Abstract

Neurons possess both stable and dynamic microtubules (MTs), and regulation of the balance between these two states is critical to avoid disease. Post-translational modifications (PTMs) of tubulin can alter MT stability. We have preliminary evidence indicating that premature MT longevity and accumulation of D2 tubulin, a tubulin PTM associated with long-lived and hyperstable MTs, play a pathogenic role in AD. D2 tubulin is derived from the cleavage of the last two residues of alpha-tubulin by the sequential actions of VASH1/2 and the CCP family of tubulin carboxypeptidases. De-tyrosinated tubulin, lacking just one terminal residue, can be returned to its original, tyrosinated state by TTL, a rate-limiting enzyme. Immunoblot analyses of TTL and D2 levels were carried out on frozen human hippocampal tissue. Western blot and microtubule dynamics experiments were performed on human cortical neurons derived from iPSC lines in which the London familial APP mutation V717I was knocked into one allele of the IMR90 control backbone using CRISPR/Cas9 technology to mimic fAD. Lentiviral infection with cDNA shRNA against TTL was used on primary rat hippocampal cultures. Spine density and morphology was quantified by DioListic labelling prior to imaging and reconstruction. We found that levels of TTL were decreased in lysates from AD brains compared to age-matched controls and that, in contrast, D2 tubulin was significantly higher in the AD brains. In the APP London cortical neurons, which accumulate amyloid beta(1-42) and hyperphosphorylated tau in an age-dependent manner, TTL levels again decreased while D2 tubulin increased.
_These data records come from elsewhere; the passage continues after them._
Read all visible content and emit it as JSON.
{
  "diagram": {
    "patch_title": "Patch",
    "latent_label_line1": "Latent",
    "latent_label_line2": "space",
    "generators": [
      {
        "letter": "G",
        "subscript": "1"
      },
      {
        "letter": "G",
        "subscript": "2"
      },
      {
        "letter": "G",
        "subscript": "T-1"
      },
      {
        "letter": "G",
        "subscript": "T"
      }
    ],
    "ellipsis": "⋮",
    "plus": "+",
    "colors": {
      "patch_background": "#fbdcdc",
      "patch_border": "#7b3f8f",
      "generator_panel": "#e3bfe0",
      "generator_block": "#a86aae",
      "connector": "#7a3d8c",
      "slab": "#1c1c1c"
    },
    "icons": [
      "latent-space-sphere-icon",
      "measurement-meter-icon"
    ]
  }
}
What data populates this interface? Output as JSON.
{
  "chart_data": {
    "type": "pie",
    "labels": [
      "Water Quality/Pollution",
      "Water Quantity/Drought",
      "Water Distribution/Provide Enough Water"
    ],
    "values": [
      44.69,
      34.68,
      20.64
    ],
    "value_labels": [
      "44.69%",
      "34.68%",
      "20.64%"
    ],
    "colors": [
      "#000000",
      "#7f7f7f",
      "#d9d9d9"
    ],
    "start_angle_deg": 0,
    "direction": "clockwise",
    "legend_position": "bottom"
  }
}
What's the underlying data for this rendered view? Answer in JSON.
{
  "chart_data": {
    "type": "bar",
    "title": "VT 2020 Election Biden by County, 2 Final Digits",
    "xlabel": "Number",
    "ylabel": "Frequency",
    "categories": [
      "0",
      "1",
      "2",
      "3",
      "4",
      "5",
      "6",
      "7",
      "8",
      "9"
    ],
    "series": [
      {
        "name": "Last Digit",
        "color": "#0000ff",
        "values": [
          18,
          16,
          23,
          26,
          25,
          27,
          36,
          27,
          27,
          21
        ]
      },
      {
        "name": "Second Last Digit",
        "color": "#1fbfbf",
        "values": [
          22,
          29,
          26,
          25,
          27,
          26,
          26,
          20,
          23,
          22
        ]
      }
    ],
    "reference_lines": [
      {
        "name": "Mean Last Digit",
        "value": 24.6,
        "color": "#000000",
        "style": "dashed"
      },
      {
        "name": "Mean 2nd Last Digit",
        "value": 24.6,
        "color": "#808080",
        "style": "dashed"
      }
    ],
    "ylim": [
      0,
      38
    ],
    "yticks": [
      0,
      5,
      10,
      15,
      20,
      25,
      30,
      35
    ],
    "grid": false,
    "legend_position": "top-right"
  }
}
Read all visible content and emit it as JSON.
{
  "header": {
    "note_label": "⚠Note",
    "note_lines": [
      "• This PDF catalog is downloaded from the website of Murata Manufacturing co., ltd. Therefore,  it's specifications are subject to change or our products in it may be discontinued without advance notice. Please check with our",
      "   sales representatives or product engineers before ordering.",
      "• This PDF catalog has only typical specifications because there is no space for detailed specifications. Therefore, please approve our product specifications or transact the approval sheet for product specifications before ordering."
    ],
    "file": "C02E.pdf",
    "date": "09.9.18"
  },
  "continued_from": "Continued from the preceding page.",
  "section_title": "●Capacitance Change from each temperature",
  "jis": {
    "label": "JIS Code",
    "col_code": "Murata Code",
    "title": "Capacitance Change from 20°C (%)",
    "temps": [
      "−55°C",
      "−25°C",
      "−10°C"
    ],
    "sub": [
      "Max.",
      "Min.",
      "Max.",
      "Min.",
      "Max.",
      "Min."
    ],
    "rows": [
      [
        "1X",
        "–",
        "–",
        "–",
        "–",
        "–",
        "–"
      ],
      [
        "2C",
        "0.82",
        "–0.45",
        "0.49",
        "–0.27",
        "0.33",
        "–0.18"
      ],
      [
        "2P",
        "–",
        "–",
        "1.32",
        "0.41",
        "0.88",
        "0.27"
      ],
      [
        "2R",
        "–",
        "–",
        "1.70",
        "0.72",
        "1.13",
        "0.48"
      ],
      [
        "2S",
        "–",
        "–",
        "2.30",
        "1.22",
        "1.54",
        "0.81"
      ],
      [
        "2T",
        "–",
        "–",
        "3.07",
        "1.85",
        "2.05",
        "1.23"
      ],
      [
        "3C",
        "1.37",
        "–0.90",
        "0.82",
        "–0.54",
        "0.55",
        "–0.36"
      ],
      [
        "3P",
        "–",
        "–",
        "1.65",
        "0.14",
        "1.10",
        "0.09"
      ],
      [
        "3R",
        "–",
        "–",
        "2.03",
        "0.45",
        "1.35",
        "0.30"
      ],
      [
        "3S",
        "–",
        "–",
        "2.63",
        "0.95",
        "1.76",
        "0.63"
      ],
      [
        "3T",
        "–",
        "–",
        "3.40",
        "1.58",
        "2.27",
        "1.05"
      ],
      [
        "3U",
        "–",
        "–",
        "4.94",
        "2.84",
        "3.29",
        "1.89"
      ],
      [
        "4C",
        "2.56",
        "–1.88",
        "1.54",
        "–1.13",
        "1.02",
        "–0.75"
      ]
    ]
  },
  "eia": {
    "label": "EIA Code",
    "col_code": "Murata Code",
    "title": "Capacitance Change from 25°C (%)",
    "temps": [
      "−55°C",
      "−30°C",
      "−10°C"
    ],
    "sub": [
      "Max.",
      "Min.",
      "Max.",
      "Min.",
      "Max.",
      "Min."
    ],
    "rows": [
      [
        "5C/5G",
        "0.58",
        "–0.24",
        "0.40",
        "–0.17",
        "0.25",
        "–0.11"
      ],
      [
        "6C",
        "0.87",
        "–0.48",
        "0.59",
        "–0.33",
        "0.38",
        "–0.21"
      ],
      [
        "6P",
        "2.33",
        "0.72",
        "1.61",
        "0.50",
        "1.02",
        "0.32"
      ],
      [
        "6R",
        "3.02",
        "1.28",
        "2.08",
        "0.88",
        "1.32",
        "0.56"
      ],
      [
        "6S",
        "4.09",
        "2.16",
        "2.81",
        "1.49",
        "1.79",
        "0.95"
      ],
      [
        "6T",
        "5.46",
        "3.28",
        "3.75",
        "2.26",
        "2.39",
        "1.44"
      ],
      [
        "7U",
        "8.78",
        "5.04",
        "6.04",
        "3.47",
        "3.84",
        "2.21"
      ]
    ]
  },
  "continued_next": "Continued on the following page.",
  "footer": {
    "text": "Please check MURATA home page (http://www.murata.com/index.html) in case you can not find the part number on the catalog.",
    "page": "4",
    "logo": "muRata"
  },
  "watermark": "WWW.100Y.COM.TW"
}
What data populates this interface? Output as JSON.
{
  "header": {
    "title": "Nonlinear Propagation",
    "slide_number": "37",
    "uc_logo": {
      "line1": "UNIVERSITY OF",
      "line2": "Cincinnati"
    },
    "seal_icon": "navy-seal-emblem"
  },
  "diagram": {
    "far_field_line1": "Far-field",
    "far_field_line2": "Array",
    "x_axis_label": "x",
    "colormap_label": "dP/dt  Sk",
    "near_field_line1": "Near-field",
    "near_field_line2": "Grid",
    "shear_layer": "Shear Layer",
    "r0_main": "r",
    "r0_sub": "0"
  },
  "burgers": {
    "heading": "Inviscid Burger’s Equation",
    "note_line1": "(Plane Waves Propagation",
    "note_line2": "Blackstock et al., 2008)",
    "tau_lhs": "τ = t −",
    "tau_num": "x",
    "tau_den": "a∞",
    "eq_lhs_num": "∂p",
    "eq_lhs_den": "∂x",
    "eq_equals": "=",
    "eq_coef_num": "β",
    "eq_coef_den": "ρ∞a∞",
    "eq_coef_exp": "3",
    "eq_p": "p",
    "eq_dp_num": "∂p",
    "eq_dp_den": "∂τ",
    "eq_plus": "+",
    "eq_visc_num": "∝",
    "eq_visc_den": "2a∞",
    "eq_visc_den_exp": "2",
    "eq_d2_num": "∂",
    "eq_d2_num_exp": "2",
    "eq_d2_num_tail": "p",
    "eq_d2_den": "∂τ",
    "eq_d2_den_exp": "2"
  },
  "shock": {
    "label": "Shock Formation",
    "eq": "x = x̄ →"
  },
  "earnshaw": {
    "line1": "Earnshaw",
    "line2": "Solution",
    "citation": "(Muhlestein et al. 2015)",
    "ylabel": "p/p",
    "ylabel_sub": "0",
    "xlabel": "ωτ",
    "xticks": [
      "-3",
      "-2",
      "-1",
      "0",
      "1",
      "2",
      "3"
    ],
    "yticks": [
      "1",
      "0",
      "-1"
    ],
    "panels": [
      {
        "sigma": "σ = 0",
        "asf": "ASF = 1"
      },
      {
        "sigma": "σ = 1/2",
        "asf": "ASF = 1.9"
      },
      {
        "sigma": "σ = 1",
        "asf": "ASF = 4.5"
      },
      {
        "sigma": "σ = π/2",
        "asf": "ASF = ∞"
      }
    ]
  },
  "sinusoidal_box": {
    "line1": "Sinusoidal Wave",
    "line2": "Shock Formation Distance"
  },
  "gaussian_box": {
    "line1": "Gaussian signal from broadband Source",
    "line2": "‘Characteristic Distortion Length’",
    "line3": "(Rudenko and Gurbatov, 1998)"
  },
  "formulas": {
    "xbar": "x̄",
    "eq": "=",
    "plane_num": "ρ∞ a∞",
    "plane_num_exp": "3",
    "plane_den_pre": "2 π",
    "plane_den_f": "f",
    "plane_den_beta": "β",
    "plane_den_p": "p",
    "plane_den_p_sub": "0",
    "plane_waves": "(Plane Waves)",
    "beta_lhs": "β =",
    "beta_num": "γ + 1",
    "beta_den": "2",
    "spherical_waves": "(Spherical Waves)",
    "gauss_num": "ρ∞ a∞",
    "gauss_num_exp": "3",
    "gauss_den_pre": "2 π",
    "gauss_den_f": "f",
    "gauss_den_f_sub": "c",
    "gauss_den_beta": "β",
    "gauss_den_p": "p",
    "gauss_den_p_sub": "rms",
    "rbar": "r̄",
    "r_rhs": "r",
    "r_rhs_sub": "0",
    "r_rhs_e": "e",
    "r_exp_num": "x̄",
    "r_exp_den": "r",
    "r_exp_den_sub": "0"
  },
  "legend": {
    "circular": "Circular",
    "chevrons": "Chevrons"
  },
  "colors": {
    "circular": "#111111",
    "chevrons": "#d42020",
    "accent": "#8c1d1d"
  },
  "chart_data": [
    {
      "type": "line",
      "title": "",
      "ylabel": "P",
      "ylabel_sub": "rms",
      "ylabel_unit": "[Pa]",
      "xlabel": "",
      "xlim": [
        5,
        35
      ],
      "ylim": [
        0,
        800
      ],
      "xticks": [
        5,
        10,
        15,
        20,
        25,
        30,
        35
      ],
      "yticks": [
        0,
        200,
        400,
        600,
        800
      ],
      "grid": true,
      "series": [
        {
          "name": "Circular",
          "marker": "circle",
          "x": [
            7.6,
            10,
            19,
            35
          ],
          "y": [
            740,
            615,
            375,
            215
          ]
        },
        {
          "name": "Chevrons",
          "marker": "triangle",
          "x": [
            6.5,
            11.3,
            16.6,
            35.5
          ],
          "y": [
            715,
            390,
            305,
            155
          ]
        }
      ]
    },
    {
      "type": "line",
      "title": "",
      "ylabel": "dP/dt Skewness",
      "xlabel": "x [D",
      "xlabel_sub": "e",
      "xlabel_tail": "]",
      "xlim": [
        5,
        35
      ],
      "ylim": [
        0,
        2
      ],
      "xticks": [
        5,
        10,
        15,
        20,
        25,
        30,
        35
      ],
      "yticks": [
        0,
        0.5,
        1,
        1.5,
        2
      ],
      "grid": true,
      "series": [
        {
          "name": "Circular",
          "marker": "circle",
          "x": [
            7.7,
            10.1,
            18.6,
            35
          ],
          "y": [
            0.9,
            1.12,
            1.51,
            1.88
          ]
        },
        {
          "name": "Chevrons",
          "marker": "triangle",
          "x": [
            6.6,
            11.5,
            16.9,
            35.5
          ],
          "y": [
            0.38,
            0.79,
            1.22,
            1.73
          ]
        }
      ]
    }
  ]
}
We examined whether these changes correlated with an increase in MT stability by measuring MT dynamics and found that in the APP London line, dynamic MTs demonstrated decreased catastrophe frequency and longer comet lifetimes, conditions that are compatible with MT hyperstabilization. We found that depletion of TTL expression in rat hippocampal cells promoted accumulation of D2 tubulin and caused dendritic spine loss. Together, our results indicate that loss of TTL and accompanying accumulation of D2 tubulin are hallmarks of both sporadic and familial AD and that loss of MT dynamicity is a feature of familial AD that may contribute to synapse loss and disease progression.